Which description of patient behavior best applies to a hallucination?
- A. Looking at shadows on a wall and says, 'I see scary faces'
- B. Stating, 'I feel bugs crawling on my legs and biting me'
- C. Becoming anxious when the nurse leaves his or her bedside
- D. Trying to hit the nurse when vital signs are taken
Correct Answer: B
Rationale: A hallucination is a false sensory perception occurring without a corresponding sensory stimulus. Feeling bugs on the body when none are present is a tactile hallucination. Misinterpreting shadows as faces is an illusion. An illusion is a misinterpreted sensory perception. The incorrect options are examples of behaviors that sometimes occur during delirium and are related to fluctuating levels of awareness and misinterpreted stimuli.

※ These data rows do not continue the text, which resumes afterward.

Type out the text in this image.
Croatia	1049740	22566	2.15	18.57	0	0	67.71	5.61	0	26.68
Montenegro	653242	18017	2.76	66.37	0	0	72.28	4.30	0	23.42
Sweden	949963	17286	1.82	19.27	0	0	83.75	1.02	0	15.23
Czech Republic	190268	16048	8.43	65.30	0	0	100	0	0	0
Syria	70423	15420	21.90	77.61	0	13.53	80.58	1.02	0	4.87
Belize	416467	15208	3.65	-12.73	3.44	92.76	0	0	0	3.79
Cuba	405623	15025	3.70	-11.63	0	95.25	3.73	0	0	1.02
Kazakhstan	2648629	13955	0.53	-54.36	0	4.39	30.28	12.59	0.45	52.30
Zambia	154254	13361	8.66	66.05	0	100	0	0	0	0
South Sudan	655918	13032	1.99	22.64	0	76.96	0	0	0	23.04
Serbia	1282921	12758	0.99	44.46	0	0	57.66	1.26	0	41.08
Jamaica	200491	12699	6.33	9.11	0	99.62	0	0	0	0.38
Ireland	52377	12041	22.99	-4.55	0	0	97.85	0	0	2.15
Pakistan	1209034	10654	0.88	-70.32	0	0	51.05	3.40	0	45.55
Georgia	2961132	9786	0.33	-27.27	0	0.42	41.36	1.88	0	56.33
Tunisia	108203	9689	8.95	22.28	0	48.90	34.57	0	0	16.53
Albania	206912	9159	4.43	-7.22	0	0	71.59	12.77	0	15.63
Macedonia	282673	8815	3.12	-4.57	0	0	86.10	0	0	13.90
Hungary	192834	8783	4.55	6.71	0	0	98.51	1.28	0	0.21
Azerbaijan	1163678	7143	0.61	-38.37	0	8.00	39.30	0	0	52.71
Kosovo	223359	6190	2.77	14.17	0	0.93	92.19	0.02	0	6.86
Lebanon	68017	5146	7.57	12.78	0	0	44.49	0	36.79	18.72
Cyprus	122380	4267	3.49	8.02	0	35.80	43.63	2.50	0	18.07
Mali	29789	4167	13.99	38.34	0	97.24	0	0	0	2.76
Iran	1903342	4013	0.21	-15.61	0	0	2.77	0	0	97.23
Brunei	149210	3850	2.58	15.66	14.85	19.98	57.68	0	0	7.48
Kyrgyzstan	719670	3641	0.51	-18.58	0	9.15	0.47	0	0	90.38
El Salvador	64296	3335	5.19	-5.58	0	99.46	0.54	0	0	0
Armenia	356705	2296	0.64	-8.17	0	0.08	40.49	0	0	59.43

What is the priority nursing diagnosis for a patient experiencing fluctuating levels of consciousness, disturbed orientation, and visual and tactile hallucinations?
- A. Bathing/hygiene self-care deficit related to altered cerebral function as evidenced by confusion and inability to perform personal hygiene tasks
- B. Risk for injury related to altered cerebral function, misperception of the environment, and unsteady gait
- C. Disturbed thought processes related to medication intoxication as evidenced by confusion, disorientation, and hallucinations
- D. Fear related to sensory perceptual alterations as evidenced by hiding from imagined ferocious dogs
Correct Answer: B
Rationale: The physical safety of the patient is the highest priority among the diagnoses given. Many opportunities for injury exist when a patient misperceives the environment as distorted, threatening, or harmful; when the patient exercises poor judgment; and when the patient's sensorium is clouded. The other diagnoses may be concerns but are lower priorities.
A patient diagnosed with moderate to severe Alzheimer's disease has a dressing and grooming self-care deficit. The nurse notes that the patient is wearing mismatched clothing and has poor personal hygiene. Which interventions should be included in the patient's plan of care?
- A. Provide clothing with elastic and hook-and-loop closures.
- B. Label clothing with the patient's name and name of the item.
- C. Administer antianxiety medication before bathing and dressing.
- D. Provide necessary items and direct the patient to proceed independently.
- E. If the patient resists, use distraction and then try again after a short interval.
Correct Answer: A,B,E
Rationale: Providing clothing with elastic and hook-and-loop closures facilitates patient independence. Labeling clothing with the patient's name and the name of the item maintains patient identity and dignity (and provides information if the patient has agnosia). When a patient resists, using distraction and trying again after a short interval are appropriate because patient moods are often labile; the patient may be willing to cooperate during a later opportunity. Providing the necessary items for grooming and directing the patient to proceed independently are inappropriate. Staff members are prepared to coach by giving step-by-step directions for each task as it occurs. Administering anxiolytic medication before bathing and dressing is inappropriate. This measure would result in unnecessary overmedication.